Bone Marrow Transplantation Unit, Jordan University Hospital, Amman 11942, Jordan.
Hemostasis and Thrombosis Laboratory, School of Medicine, The University of Jordan, Amman 11942, Jordan.
Molecules. 2023 Jan 26;28(3):1215. doi: 10.3390/molecules28031215.
Cancer is a worldwide health problem and is the second leading cause of death after heart disease. Due to the high cost and severe side effects associated with chemotherapy treatments, natural products with anticancer therapeutic potential may play a promising role in anticancer therapy. The purpose of this study was to investigate the cytotoxic and apoptotic characteristics of the aqueous bulb extract on Caco-2 and COLO-205 colorectal cancer cells. In order to reach such a purpose, the chemical composition was examined using the GC-MS method, and the selective antiproliferative effect was determined in colon cancer cell lines in normal gingival fibroblasts. The intracellular ROS, mitochondrial membrane potential, and gene expression changes in selected genes (, , and genes) were assessed to determine the molecular mechanism of the antitumor effect of the extract. GC-MS results revealed the presence of fifty-seven compounds, and Proscillaridin A was the predominant secondary metabolite in the extract. The IC of . bulb extract on Caco-2, COLO-205, and the normal human gingival fibroblasts were obtained at 0.9 µg/mL, 2.3 µg/mL, and 13.1 µg/mL, respectively. The apoptotic effect assay indicated that the bulb extract induced apoptosis in both colon cancer cell lines. bulb extract was only able to induce statistically significant ROS levels in COLO-205 cells in a dose-dependent manner. The mitochondrial membrane potential (MMP) revealed a significant decrease in the MMP of Caco-2 and COLO-205 to various concentrations of the bulb extract. At the molecular level, RT-qPCR was used to assess gene expression of , , and genes in Caco-2 and COLO-205 cancer cells. The results showed that the expression of pro-inflammatory genes and were upregulated. The apoptotic initiator gene was also upregulated in the Caco-2 cell line and did not reach significance in COLO-205 cells. These results lead to the conclusion that . extract induced cell death in both cell lines and may have the potential to be used in CRC therapy in the future.

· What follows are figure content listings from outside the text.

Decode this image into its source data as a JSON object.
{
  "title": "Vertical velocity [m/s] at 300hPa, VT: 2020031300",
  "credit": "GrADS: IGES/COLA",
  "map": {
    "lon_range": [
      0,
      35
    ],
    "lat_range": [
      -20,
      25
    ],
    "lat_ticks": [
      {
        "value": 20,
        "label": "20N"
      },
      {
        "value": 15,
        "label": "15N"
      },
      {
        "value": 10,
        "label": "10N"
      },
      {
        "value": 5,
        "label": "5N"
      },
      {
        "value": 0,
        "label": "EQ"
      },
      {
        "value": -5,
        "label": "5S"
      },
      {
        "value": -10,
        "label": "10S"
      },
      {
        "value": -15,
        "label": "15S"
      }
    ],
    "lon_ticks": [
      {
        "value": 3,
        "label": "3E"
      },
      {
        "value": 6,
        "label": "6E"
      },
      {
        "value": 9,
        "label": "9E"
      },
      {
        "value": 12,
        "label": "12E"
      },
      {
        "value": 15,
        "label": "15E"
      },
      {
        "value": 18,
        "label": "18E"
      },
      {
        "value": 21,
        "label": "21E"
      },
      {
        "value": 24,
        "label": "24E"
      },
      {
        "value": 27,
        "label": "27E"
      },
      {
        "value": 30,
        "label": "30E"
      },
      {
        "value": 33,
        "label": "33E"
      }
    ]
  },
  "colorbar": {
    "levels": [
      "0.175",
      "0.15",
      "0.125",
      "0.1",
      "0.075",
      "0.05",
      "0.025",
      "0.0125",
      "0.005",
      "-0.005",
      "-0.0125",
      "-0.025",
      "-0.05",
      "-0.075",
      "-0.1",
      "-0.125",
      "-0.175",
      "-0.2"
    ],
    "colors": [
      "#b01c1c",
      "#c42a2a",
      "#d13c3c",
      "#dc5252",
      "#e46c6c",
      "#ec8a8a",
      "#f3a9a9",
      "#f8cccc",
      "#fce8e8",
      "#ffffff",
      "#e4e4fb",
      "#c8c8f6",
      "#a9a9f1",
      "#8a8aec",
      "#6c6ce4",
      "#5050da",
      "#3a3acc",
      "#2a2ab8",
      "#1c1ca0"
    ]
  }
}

癌症是一个全球性的健康问题,是仅次于心脏病的第二大死亡原因。由于化疗治疗的高成本和严重的副作用,具有抗癌治疗潜力的天然产物可能在抗癌治疗中发挥有前途的作用。本研究的目的是研究水芹鳞茎提取物对 Caco-2 和 COLO-205 结肠癌细胞的细胞毒性和凋亡特征。为了达到这个目的,使用 GC-MS 方法检查了化学成分,并在正常牙龈成纤维细胞中确定了结肠癌细胞系中的选择性增殖抑制作用。评估了细胞内 ROS、线粒体膜电位和选定基因(、和 基因)的基因表达变化,以确定提取物的抗肿瘤作用的分子机制。GC-MS 结果表明存在五十七种化合物,其中 Proscillaridin A 是提取物中的主要次生代谢物。. 鳞茎提取物对 Caco-2、COLO-205 和正常人牙龈成纤维细胞的 IC 分别为 0.9 µg/mL、2.3 µg/mL 和 13.1 µg/mL。凋亡效应测定表明,鳞茎提取物在两种结肠癌细胞系中均诱导凋亡。鳞茎提取物仅能以剂量依赖性方式在 COLO-205 细胞中诱导统计学上显著的 ROS 水平。线粒体膜电位(MMP)显示 MMP 在 Caco-2 和 COLO-205 细胞中对鳞茎提取物的各种浓度均显着降低。在分子水平上,使用 RT-qPCR 评估 Caco-2 和 COLO-205 癌细胞中 、 和 基因的基因表达。结果表明,促炎基因 和 的表达上调。凋亡起始基因 在 Caco-2 细胞系中也上调,但在 COLO-205 细胞中未达到显着水平。这些结果得出的结论是,. 鳞茎提取物在两种细胞系中均诱导细胞死亡,并且将来可能有潜力用于 CRC 治疗。